There are many problems with diagnosing and medicating young toddlers for ADHD. Here are three primary issues:
ADHD is difficult to diagnosis – even in older children. While comprehensive, multidisciplinary clinical teams can offer productive diagnostic assessments of school aged children, ADHD is still difficult to diagnosis with certainty. It’s clear from prior analyses and studies that many school aged children are being given diagnoses of ADHD without such careful clinical evaluation and put on medications that they may not need. Given this, the idea that ADHD can be reliably diagnosed in 2- and 3-year-olds is shaky, to say the least – or simply not advisable.

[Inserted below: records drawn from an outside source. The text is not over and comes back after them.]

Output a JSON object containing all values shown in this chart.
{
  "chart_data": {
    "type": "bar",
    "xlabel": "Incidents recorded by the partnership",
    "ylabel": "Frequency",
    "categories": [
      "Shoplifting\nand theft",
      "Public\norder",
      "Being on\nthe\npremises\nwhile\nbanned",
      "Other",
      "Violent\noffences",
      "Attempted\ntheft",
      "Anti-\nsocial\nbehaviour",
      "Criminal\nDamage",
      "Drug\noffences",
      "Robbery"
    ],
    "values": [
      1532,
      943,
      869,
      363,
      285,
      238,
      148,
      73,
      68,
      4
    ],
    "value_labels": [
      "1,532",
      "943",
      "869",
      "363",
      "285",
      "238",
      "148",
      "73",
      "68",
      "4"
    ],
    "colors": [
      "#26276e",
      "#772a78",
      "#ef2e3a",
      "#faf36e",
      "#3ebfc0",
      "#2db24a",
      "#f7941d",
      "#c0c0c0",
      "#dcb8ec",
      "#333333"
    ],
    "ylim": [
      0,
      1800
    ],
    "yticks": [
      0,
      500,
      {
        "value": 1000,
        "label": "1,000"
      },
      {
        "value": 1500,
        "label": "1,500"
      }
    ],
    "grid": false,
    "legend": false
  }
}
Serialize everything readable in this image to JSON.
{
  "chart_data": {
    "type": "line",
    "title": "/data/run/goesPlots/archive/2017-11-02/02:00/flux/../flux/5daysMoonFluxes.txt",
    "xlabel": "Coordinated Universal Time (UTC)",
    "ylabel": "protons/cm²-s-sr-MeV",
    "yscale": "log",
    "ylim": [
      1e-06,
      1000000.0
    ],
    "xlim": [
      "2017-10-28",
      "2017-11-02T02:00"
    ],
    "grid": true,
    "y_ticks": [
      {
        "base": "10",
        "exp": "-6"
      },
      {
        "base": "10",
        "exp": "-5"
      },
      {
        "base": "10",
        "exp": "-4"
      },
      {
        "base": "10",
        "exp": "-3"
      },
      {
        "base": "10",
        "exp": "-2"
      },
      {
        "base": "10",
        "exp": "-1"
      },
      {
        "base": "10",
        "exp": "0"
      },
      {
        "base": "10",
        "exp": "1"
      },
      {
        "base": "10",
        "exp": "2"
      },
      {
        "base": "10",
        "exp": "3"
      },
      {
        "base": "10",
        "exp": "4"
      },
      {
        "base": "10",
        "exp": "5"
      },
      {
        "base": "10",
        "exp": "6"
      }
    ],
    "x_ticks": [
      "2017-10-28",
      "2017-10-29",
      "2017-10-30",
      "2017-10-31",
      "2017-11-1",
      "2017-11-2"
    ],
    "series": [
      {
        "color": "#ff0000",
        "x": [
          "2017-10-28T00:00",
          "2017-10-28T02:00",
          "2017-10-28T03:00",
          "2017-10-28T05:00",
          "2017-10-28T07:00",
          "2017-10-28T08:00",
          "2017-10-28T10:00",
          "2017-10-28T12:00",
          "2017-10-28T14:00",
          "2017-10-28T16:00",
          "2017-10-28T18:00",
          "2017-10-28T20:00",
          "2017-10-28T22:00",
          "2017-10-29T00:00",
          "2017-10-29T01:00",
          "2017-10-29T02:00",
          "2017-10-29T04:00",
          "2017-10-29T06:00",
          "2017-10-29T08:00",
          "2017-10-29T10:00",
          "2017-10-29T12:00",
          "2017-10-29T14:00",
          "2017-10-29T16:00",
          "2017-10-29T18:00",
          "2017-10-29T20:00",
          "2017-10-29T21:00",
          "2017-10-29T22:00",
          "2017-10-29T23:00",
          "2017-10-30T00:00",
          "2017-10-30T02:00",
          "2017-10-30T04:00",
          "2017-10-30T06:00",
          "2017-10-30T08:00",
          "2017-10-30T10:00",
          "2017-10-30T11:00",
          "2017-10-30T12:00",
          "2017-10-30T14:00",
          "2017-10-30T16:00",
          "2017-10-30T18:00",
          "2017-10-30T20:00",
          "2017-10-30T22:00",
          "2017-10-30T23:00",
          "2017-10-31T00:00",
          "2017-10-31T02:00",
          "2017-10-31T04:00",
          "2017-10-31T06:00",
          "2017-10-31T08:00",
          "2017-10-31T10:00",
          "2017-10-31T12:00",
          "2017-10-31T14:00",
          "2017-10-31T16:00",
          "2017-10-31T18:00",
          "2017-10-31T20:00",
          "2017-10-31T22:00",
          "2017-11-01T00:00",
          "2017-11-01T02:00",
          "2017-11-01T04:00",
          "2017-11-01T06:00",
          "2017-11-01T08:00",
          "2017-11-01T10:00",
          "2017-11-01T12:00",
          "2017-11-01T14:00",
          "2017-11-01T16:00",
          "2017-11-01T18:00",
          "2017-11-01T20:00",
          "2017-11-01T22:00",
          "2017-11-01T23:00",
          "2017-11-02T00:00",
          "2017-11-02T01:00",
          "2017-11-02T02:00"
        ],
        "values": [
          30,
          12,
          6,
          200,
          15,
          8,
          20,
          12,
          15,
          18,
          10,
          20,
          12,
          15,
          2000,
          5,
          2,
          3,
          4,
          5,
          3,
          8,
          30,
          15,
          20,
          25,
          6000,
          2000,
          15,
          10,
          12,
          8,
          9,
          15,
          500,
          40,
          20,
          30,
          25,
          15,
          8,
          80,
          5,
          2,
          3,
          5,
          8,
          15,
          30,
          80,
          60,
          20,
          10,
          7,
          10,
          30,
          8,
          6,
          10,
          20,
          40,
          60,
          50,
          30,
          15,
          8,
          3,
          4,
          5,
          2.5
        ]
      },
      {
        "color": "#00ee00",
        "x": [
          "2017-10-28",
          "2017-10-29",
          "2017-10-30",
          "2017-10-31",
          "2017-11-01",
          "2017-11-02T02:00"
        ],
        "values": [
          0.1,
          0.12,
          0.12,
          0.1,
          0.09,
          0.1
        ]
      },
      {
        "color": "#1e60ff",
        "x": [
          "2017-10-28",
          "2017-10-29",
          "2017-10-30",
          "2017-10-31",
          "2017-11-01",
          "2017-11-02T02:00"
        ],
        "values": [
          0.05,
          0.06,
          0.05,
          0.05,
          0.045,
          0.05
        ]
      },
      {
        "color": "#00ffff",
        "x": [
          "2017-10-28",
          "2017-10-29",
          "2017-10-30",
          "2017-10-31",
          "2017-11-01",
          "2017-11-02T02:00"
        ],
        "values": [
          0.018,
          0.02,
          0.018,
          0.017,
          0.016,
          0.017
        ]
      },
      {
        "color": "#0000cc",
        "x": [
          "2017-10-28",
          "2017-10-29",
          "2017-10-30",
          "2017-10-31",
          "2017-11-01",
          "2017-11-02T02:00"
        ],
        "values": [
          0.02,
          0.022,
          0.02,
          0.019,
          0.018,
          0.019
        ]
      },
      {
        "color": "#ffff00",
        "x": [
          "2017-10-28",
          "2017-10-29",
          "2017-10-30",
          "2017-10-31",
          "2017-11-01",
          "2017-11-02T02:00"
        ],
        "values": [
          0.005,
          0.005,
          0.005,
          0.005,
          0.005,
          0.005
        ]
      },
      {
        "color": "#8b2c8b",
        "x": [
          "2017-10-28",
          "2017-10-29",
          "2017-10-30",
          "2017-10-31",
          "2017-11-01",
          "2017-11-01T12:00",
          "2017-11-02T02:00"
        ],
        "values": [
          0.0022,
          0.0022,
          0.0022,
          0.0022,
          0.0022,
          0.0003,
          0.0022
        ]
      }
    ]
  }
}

The effects of stimulant medications in young toddlers have not been studied. Stimulant medications require careful clinical monitoring in school-aged children. It is controversial to administer them to 4- and 5-year olds. Prescribing them to 2- and 3-year-olds is not within the clinical boundaries. There is a reason that drugs are studied and approved for specific conditions and age groups. We don’t know the side effects of stimulants on young toddlers or how they influence the developing brain.
Behavioral management of toddlers is important but can be achieved without medication. Young toddlers need to be socialized. They need to have some structure and learn boundaries. They need to know how to modify their behavior in different settings. These are developmental goals, not the stuff of psychiatric diagnosis. If parents are having difficulties with young toddlers – and as we know, they can be rambunctious, as they should be – it’s certainly worth thinking about getting some advice or even learning behavioral management techniques that can be especially effective with some youngsters. The idea that this process may be circumvented by inappropriate clinical diagnosis and drug treatment is very troubling – especially since there is good evidence that behavioral techniques work and no evidence supporting the use of stimulant medication in young toddlers.